Wednesday, September 05, 2012

Tuning up an NA-666

The Nagoya VHF/UHF antennas made in China and available from sellers like 409Shop are popular and cheap, but I think they leave a lot to be desired in the quality control department.

A couple of years ago I bought a Nagoya NA-666 with a regular male SMA connector for use with my Kenwood and Yaesu rigs. I was impressed with the performance of this antenna, and with the fact that it achieved a true 1:1 SWR at bang on 145MHz.

So when I ordered another antenna of the same model but with a BNC connector to work with all my HTs (which have now all been fitted, where needed, with SMA to BNC adapters) I was surprised to find that its performance was a disappointment.

I am well aware of the existence of fake antennas on eBay and have bought more than my fair share of them, but this looked to all intents and purposes to be a genuine Nagoya (silver on black label on the base and a serial numbered Nagoya hologram on the pack.) It had been purchased from 409Shop, a reputable seller. However, when tested on my RigExpert AA-200 antenna analyzer the nice sharp SWR curve dipped to a minimum at 135MHz - 10MHz too low. The SWR at 145MHz was off the scale. Ho hum.

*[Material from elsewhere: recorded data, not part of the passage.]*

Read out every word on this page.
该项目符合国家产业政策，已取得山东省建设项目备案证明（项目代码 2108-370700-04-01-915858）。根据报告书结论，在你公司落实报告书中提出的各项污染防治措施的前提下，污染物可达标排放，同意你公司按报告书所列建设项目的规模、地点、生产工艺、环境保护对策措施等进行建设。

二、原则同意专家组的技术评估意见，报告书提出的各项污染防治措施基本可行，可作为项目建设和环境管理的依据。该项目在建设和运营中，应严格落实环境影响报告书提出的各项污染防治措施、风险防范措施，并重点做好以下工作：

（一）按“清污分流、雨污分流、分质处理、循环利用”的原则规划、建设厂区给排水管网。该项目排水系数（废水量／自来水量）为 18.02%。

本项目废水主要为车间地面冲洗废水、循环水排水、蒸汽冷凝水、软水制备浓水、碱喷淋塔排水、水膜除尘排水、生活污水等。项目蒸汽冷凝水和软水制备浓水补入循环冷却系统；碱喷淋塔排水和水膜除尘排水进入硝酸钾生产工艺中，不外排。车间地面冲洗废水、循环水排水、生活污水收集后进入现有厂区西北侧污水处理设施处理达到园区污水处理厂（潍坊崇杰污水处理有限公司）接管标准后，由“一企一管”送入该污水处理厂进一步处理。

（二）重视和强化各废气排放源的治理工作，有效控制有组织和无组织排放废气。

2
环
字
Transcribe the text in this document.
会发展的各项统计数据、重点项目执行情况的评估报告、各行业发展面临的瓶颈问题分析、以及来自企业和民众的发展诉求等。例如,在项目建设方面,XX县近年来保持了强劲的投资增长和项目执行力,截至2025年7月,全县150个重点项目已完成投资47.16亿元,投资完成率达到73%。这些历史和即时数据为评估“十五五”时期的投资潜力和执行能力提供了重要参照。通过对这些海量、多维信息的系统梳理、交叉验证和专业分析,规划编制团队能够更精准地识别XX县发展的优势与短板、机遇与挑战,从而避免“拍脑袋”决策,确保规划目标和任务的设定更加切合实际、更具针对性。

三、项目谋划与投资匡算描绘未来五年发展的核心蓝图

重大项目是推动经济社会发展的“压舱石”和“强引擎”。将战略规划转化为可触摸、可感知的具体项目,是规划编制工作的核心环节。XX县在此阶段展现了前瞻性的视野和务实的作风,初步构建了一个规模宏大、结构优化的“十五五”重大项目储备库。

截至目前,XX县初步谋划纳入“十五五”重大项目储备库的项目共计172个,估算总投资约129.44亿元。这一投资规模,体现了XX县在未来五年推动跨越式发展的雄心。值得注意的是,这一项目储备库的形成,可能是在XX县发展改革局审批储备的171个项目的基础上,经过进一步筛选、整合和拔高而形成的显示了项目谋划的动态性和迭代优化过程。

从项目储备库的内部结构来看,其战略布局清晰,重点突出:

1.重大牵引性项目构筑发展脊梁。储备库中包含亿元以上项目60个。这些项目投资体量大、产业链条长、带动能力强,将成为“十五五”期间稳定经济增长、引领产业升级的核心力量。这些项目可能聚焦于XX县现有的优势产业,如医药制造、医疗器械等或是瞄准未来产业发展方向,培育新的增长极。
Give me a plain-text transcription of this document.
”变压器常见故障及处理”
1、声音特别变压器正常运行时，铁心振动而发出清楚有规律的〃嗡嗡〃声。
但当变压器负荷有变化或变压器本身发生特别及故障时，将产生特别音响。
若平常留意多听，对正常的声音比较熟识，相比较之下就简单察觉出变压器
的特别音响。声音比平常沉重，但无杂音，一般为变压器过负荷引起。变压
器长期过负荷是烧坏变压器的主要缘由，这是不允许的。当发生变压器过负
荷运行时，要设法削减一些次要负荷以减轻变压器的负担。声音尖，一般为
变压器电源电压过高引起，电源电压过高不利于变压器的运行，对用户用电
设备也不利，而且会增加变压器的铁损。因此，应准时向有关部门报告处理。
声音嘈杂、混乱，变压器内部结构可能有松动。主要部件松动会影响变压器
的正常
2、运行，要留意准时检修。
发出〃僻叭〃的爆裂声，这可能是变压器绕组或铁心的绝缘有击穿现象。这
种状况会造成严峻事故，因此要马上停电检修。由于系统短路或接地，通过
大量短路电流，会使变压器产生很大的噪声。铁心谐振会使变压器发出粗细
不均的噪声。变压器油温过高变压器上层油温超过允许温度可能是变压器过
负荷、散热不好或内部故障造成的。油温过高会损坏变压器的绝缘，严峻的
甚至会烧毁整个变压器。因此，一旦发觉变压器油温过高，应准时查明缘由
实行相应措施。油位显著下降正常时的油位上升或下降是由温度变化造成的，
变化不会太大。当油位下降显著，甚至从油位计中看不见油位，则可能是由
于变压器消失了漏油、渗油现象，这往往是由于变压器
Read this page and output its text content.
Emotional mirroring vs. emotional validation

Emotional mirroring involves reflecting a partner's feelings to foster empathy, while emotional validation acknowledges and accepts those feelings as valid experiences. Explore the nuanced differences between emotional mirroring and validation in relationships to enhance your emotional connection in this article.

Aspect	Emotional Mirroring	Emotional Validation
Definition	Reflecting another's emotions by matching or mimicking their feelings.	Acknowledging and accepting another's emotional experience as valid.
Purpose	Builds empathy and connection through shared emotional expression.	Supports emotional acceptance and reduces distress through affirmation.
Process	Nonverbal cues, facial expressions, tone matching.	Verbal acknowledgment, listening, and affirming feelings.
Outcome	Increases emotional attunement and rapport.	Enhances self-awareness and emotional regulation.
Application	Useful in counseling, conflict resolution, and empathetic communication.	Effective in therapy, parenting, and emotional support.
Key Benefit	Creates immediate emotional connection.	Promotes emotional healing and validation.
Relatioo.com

As any ham knows, if an antenna tunes too low in frequency the solution is to cut bits off. After a bit of a struggle the rubber end cap came off and I gingerly pruned about a tenth of an inch . The antenna analyzer showed the minimum SWR point had moved up 1MHz. So I carried on with the cycle of cut, test, cut, test until I had achieved a much more reasonable SWR at 145MHz.
Final SWR curve of the shortened antenna

As I approached 145MHz the antenna was now quite noticeably shorter and I was concerned that I may have passed the point at which the improvement due to a better match was counteracted by the reduced size of the radiating element. I may have passed that point but it is very difficult to make reliable and repeatable field strength measurements. Therefore I didn't make the final cut which would have brought the SWR (shown above) to 1.0:1 at exactly 145MHz.

Field strength measurements and on-air tests led me to the conclusion that the 7-inch shortened NA-666 performed 2-3dB better than my 8.5 inch long NA-701. It beat all the stock rubber ducks by another 2 or 3 dB. The only antennas that outperformed it were a quarter wave telescopic (19 in long) an even longer Nagoya NA-767, a nicely made but unbranded "RH-770" and a "Diamond" RH-205 5/8 wave telescopic, all of which are really too long and cumbersome to use with a small radio like the Baofeng.

Using the shortened NA-666 I have had solid simplex contacts with 5 and 9 reports over distances of several miles and can even access a repeater 50 miles away from inside the shack. So I'm pretty pleased with the result.